Jurors in this case inferred that testimony regarding “AZZ” meant “AZZ, Inc.,”
and that the individuals who agreed to the galvanizing specifications had authority
to act as agents of AZZ, Inc. These were ultimate facts drawn from meager
circumstantial evidence which could give rise to any number of inferences such that
56
no inference was more probable than another. See Graham Cent. Station, 442
S.W.3d at 265 (quoting Hancock v. Variyam, 400 S.W.3d at 70–71) (concluding
evidence was legally insufficient). Here, given the meager circumstantial evidence
viewed in context, testimony referring to “AZZ” could just as easily have meant
“International Galvanizers LLC d/b/a AZZ Galvanizers and d/b/a AZZ Galvanizing
– Beaumont and f/k/a International Galvanizers Partnership, Ltd.” as “AZZ, Inc.”
See id. Viewing each piece of circumstantial evidence considering all the known
circumstances and not in isolation, we conclude that the jury violated the equal
inference rule when it determined that STI and AZZ, Inc. agreed that AZZ, Inc.
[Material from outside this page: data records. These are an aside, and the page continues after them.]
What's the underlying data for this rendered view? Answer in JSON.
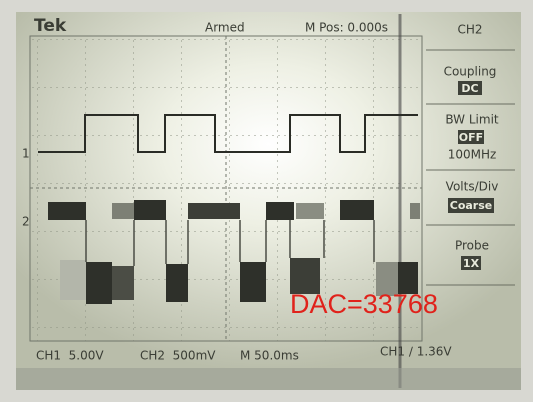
{
  "header": {
    "brand": "Tek",
    "trigger_state": "Armed",
    "position": "M Pos: 0.000s"
  },
  "menu": {
    "title": "CH2",
    "items": [
      {
        "label": "Coupling",
        "value": "DC"
      },
      {
        "label": "BW Limit",
        "value": "OFF",
        "note": "100MHz"
      },
      {
        "label": "Volts/Div",
        "value": "Coarse"
      },
      {
        "label": "Probe",
        "value": "1X"
      }
    ]
  },
  "markers": {
    "ch1": "1",
    "ch2": "2"
  },
  "annotation": "DAC=33768",
  "footer": {
    "ch1": "CH1  5.00V",
    "ch2": "CH2  500mV",
    "timebase": "M 50.0ms",
    "trigger": "CH1 ∕ 1.36V"
  }
}
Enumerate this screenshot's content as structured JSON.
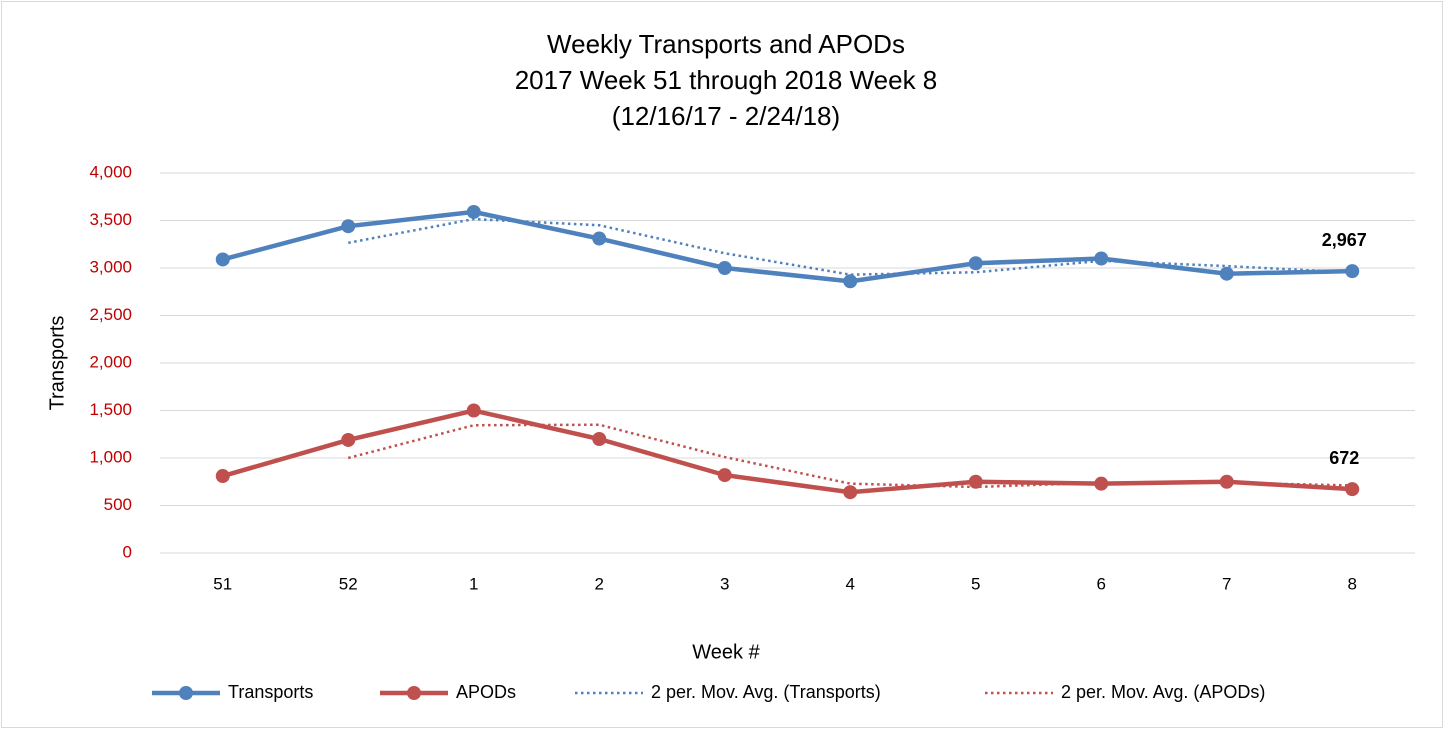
{
  "chart_data": {
    "type": "line",
    "title": [
      "Weekly Transports and APODs",
      "2017 Week 51 through 2018 Week 8",
      "(12/16/17 - 2/24/18)"
    ],
    "x_label": "Week #",
    "y_label": "Transports",
    "categories": [
      "51",
      "52",
      "1",
      "2",
      "3",
      "4",
      "5",
      "6",
      "7",
      "8"
    ],
    "series": [
      {
        "name": "Transports",
        "color": "#4f81bd",
        "style": "solid",
        "markers": true,
        "values": [
          3090,
          3440,
          3590,
          3310,
          3000,
          2860,
          3050,
          3100,
          2940,
          2967
        ],
        "value_labels": [
          null,
          null,
          null,
          null,
          null,
          null,
          null,
          null,
          null,
          "2,967"
        ]
      },
      {
        "name": "APODs",
        "color": "#c0504d",
        "style": "solid",
        "markers": true,
        "values": [
          810,
          1190,
          1500,
          1200,
          820,
          640,
          750,
          730,
          750,
          672
        ],
        "value_labels": [
          null,
          null,
          null,
          null,
          null,
          null,
          null,
          null,
          null,
          "672"
        ]
      },
      {
        "name": "2 per. Mov. Avg. (Transports)",
        "color": "#4f81bd",
        "style": "dotted",
        "markers": false,
        "values": [
          null,
          3265,
          3515,
          3450,
          3155,
          2930,
          2955,
          3075,
          3020,
          2954
        ]
      },
      {
        "name": "2 per. Mov. Avg. (APODs)",
        "color": "#c0504d",
        "style": "dotted",
        "markers": false,
        "values": [
          null,
          1000,
          1345,
          1350,
          1010,
          730,
          695,
          740,
          740,
          711
        ]
      }
    ],
    "ylim": [
      0,
      4000
    ],
    "yticks": [
      0,
      500,
      {
        "value": 1000,
        "label": "1,000"
      },
      {
        "value": 1500,
        "label": "1,500"
      },
      {
        "value": 2000,
        "label": "2,000"
      },
      {
        "value": 2500,
        "label": "2,500"
      },
      {
        "value": 3000,
        "label": "3,000"
      },
      {
        "value": 3500,
        "label": "3,500"
      },
      {
        "value": 4000,
        "label": "4,000"
      }
    ],
    "ytick_color": "#c00000",
    "grid": true,
    "legend": "bottom"
  }
}
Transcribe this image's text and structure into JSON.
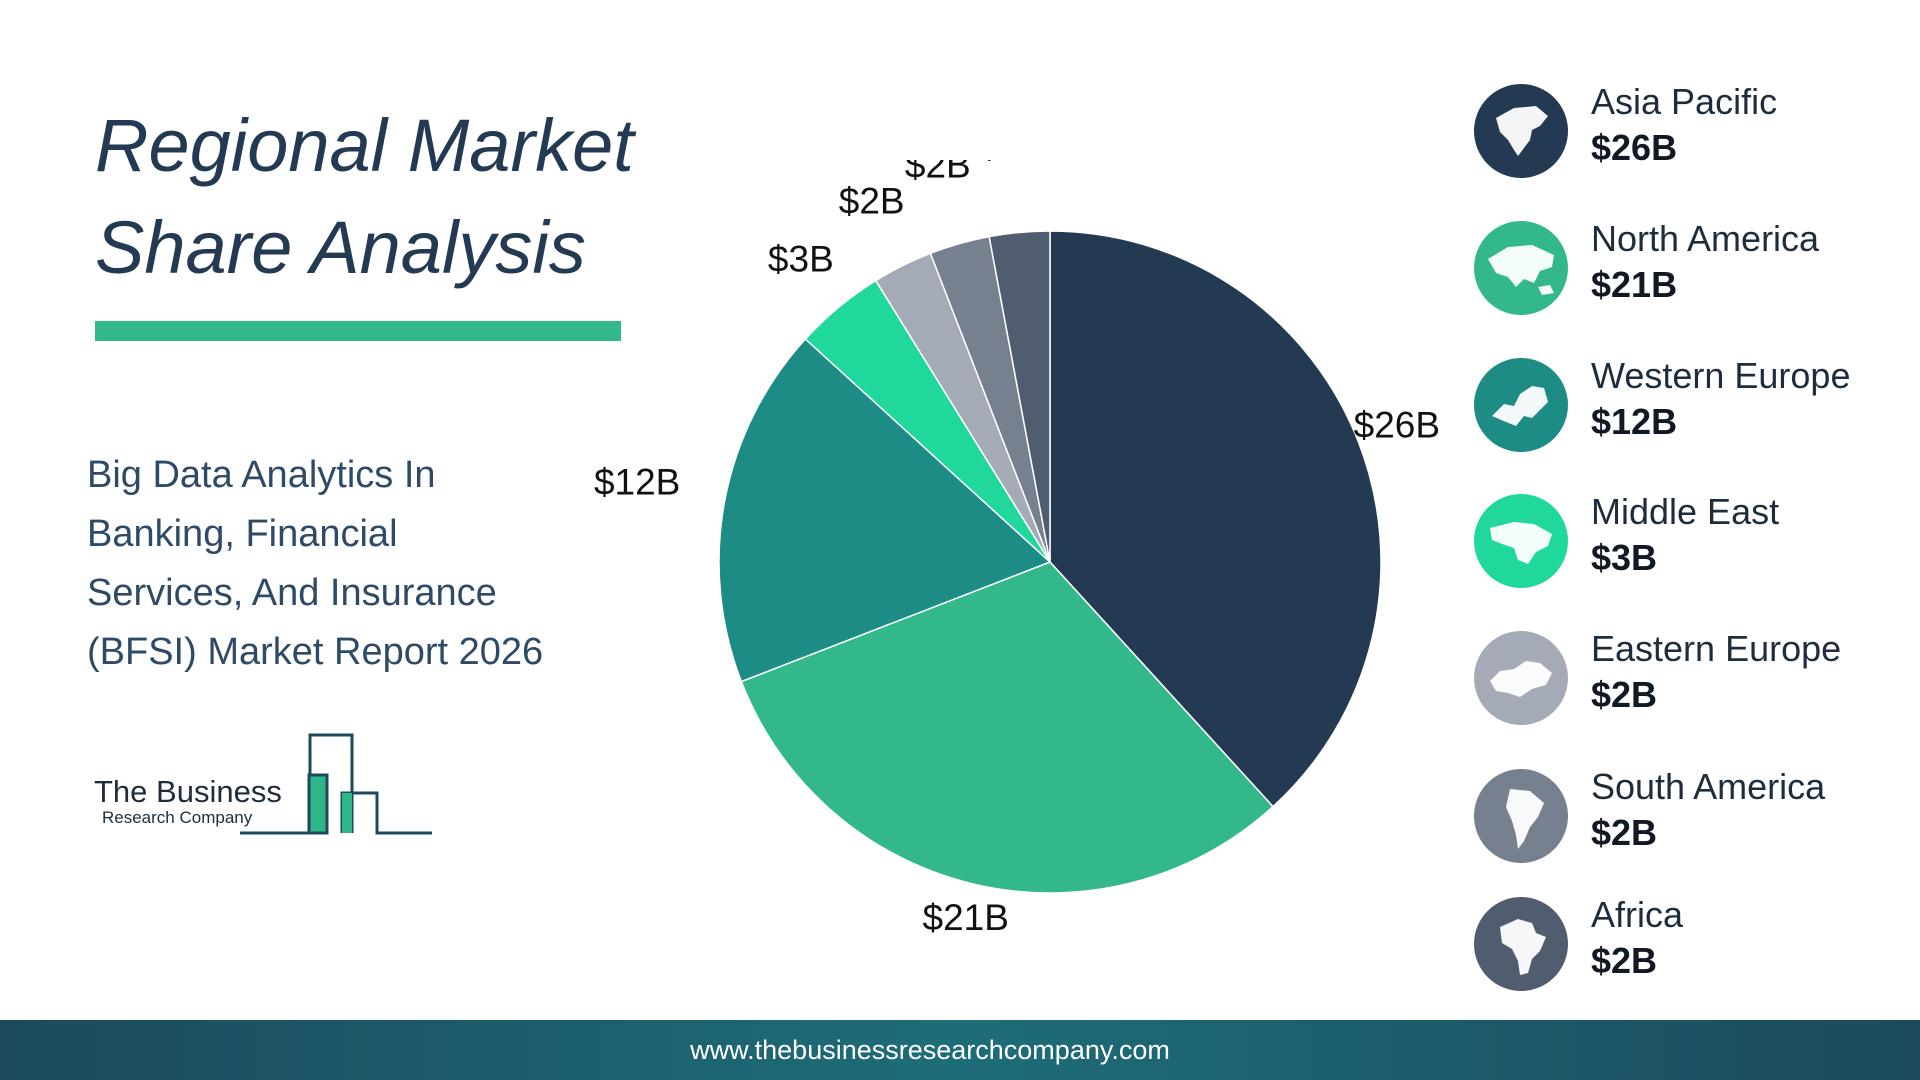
{
  "header": {
    "title": "Regional Market Share Analysis",
    "title_lines": [
      "Regional Market",
      "Share Analysis"
    ]
  },
  "report": {
    "subtitle_lines": [
      "Big Data Analytics In",
      "Banking, Financial",
      "Services, And Insurance",
      "(BFSI) Market Report 2026"
    ]
  },
  "logo": {
    "line1": "The Business",
    "line2": "Research Company"
  },
  "footer": {
    "url": "www.thebusinessresearchcompany.com"
  },
  "colors": {
    "accent": "#33b88c",
    "title": "#243a52",
    "footer": "#1d6d78"
  },
  "chart_data": {
    "type": "pie",
    "categories": [
      "Asia Pacific",
      "North America",
      "Western Europe",
      "Middle East",
      "Eastern Europe",
      "South America",
      "Africa"
    ],
    "values": [
      26,
      21,
      12,
      3,
      2,
      2,
      2
    ],
    "labels": [
      "$26B",
      "$21B",
      "$12B",
      "$3B",
      "$2B",
      "$2B",
      "$2B"
    ],
    "colors": [
      "#243a52",
      "#33b88c",
      "#1c8c84",
      "#20d89c",
      "#a5abb6",
      "#76808f",
      "#4f5d6e"
    ],
    "icons": [
      "north-america-map-icon",
      "asia-map-icon",
      "europe-map-icon",
      "middle-east-map-icon",
      "eastern-europe-map-icon",
      "south-america-map-icon",
      "africa-map-icon"
    ],
    "start": "12 o'clock",
    "direction": "clockwise",
    "legend_position": "right"
  }
}
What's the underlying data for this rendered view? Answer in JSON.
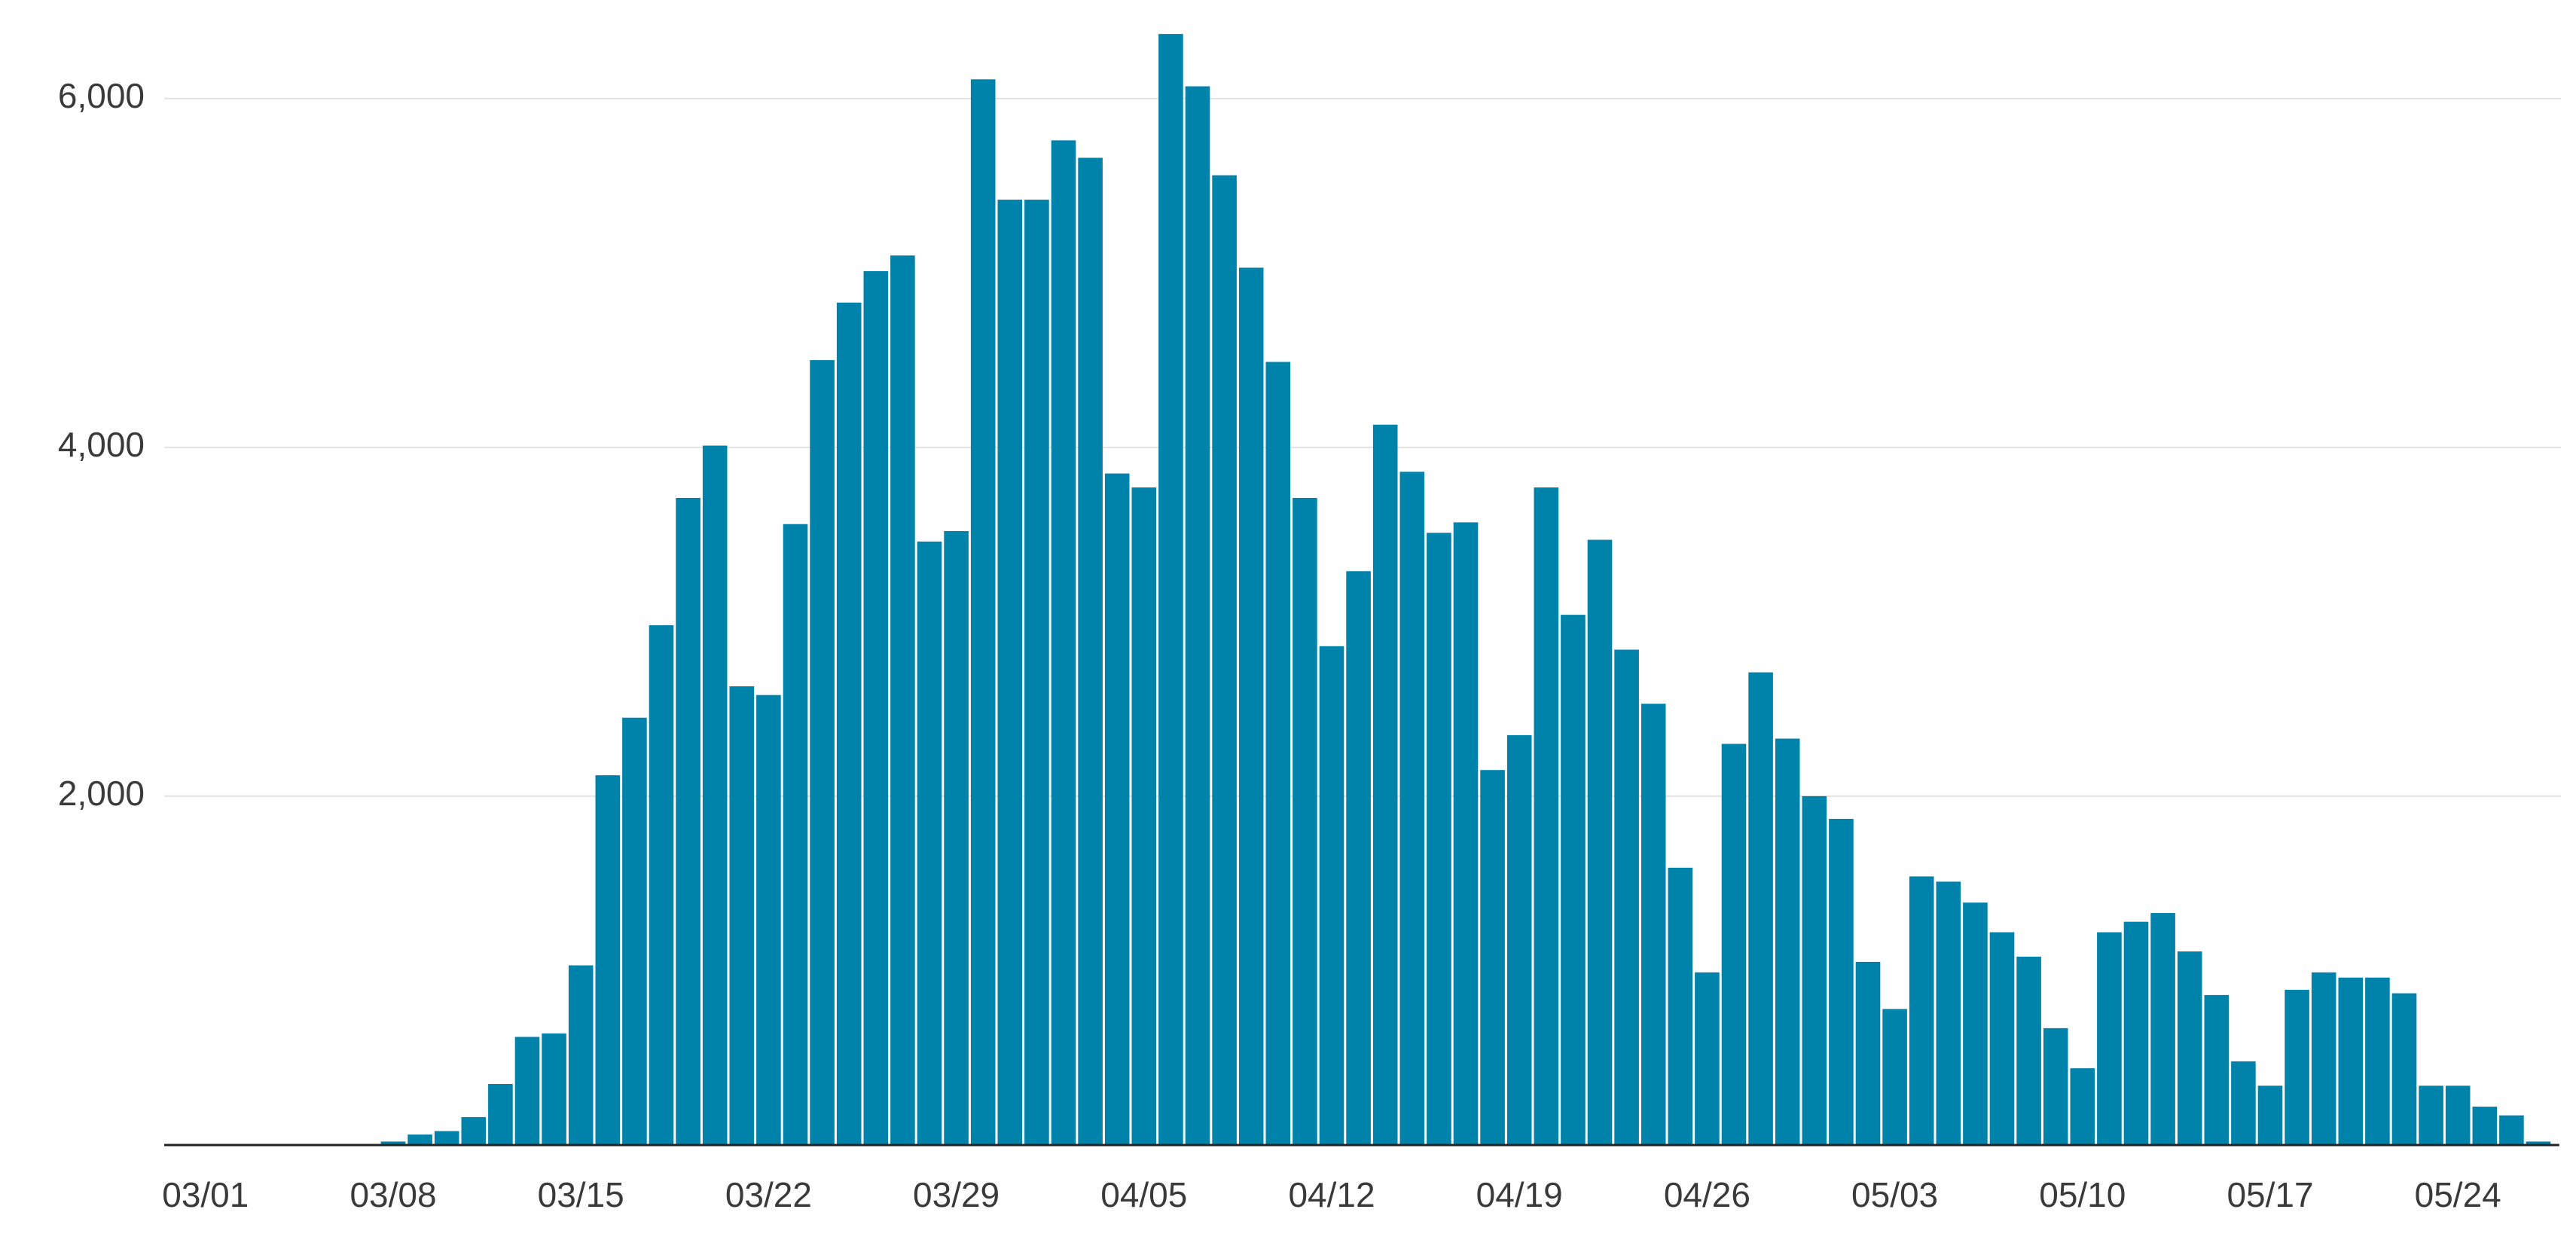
{
  "chart_data": {
    "type": "bar",
    "categories": [
      "03/01",
      null,
      null,
      null,
      null,
      null,
      null,
      "03/08",
      null,
      null,
      null,
      null,
      null,
      null,
      "03/15",
      null,
      null,
      null,
      null,
      null,
      null,
      "03/22",
      null,
      null,
      null,
      null,
      null,
      null,
      "03/29",
      null,
      null,
      null,
      null,
      null,
      null,
      "04/05",
      null,
      null,
      null,
      null,
      null,
      null,
      "04/12",
      null,
      null,
      null,
      null,
      null,
      null,
      "04/19",
      null,
      null,
      null,
      null,
      null,
      null,
      "04/26",
      null,
      null,
      null,
      null,
      null,
      null,
      "05/03",
      null,
      null,
      null,
      null,
      null,
      null,
      "05/10",
      null,
      null,
      null,
      null,
      null,
      null,
      "05/17",
      null,
      null,
      null,
      null,
      null,
      null,
      "05/24",
      null,
      null,
      null
    ],
    "values": [
      0,
      0,
      0,
      0,
      0,
      0,
      0,
      20,
      60,
      80,
      160,
      350,
      620,
      640,
      1030,
      2120,
      2450,
      2980,
      3710,
      4010,
      2630,
      2580,
      3560,
      4500,
      4830,
      5010,
      5100,
      3460,
      3520,
      6110,
      5420,
      5420,
      5760,
      5660,
      3850,
      3770,
      6370,
      6070,
      5560,
      5030,
      4490,
      3710,
      2860,
      3290,
      4130,
      3860,
      3510,
      3570,
      2150,
      2350,
      3770,
      3040,
      3470,
      2840,
      2530,
      1590,
      990,
      2300,
      2710,
      2330,
      2000,
      1870,
      1050,
      780,
      1540,
      1510,
      1390,
      1220,
      1080,
      670,
      440,
      1220,
      1280,
      1330,
      1110,
      860,
      480,
      340,
      890,
      990,
      960,
      960,
      870,
      340,
      340,
      220,
      170,
      20
    ],
    "color": "#0083ab",
    "ylim": [
      0,
      6500
    ],
    "yticks": [
      {
        "value": 2000,
        "label": "2,000"
      },
      {
        "value": 4000,
        "label": "4,000"
      },
      {
        "value": 6000,
        "label": "6,000"
      }
    ],
    "grid": true
  }
}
would galvanize pipe spools provided by STI. See City of Keller, 168 S.W.3d at
813–14; see also Graham Cent. Station, 442 S.W.3d at 265 (concluding that
inference witness was employed by specific entity where he testified he was paid by
“Graham Central Station without specifying “Graham Central Station, Inc.” or
“Pharr Entertainment Complex, L.L.C. d/b/a Graham Central Station,” violated
equal inference rule given lack of specificity); Guerra, 348 S.W.3d at 229–31
(determining inferences were equal and the presence of a company logo on the
documents was legally insufficient to support a finding that individual was employed
by a particular entity); BMC Software Belg., 83 S.W.3d at 800 (concluding use of
letterhead containing “BMC Software” by two corporations was no evidence that
the corporations failed to observe corporate formalities in context of jurisdiction);
57
All Star Enters., Inc. v. Buchanan, 298 S.W.3d 404, 423–24 (Tex. App.—Houston
[14th Dist.] 2009, no pet.) (explaining that under the equal inference rule, where the
names of several affiliated companies began with “Antero Resources,” invoices
addressed to “Antero Resources” were no evidence that the vendors were referring
to a particular company).
The evidence in this case does no more than create a mere surmise or suspicion
and is so slight as to necessarily make any inference a guess that an agent authorized
to bind AZZ, Inc., a distinct legal entity, agreed on behalf of AZZ, Inc., with STI to
galvanize pipe, so it is no evidence. See Guerra, 348 S.W.3d at 228; City of Keller,
168 S.W.3d at 813–14. Thus, we hold the evidence was legally insufficient to
support the jury’s finding that STI and AZZ, Inc. agreed that AZZ, Inc. would
galvanize pipe spools provided by STI. See City of Keller, 168 S.W.3d at 813–14;
see also Graham Cent. Station, 442 S.W.3d at 265; Guerra, 348 S.W.3d at 229–31;
BMC Software Belg., 83 S.W.3d at 800; All Star Enters., 298 S.W.3d at 423–24. We
sustain issue one.
IV. CONCLUSION
We have sustained issue one because we conclude the evidence was legally
insufficient to support the jury’s finding that STI and AZZ, Inc. agreed that AZZ,
Inc. would galvanize the pipe at issue. Accordingly, we find it unnecessary to
address AZZ, Inc.’s remaining issues. See Tex. R. App. P. 47.1. We reverse the trial
58
court’s judgment and render judgment that STI take nothing by way of its claims
against AZZ, Inc. See id. 43.3; Dolgencorp of Tex., Inc. v. Lerma, 288 S.W.3d 922,
929 (Tex. 2009) (explaining that reversal and rendition is appropriate when appellate
court holds there is legally insufficient evidence to support a judgment after a trial
on the merits).
REVERSED AND RENDERED.
W. SCOTT GOLEMON
Chief Justice
Submitted on March 5, 2026
Opinion Delivered April 9, 2026
Before Golemon, C.J., Johnson and Wright, JJ.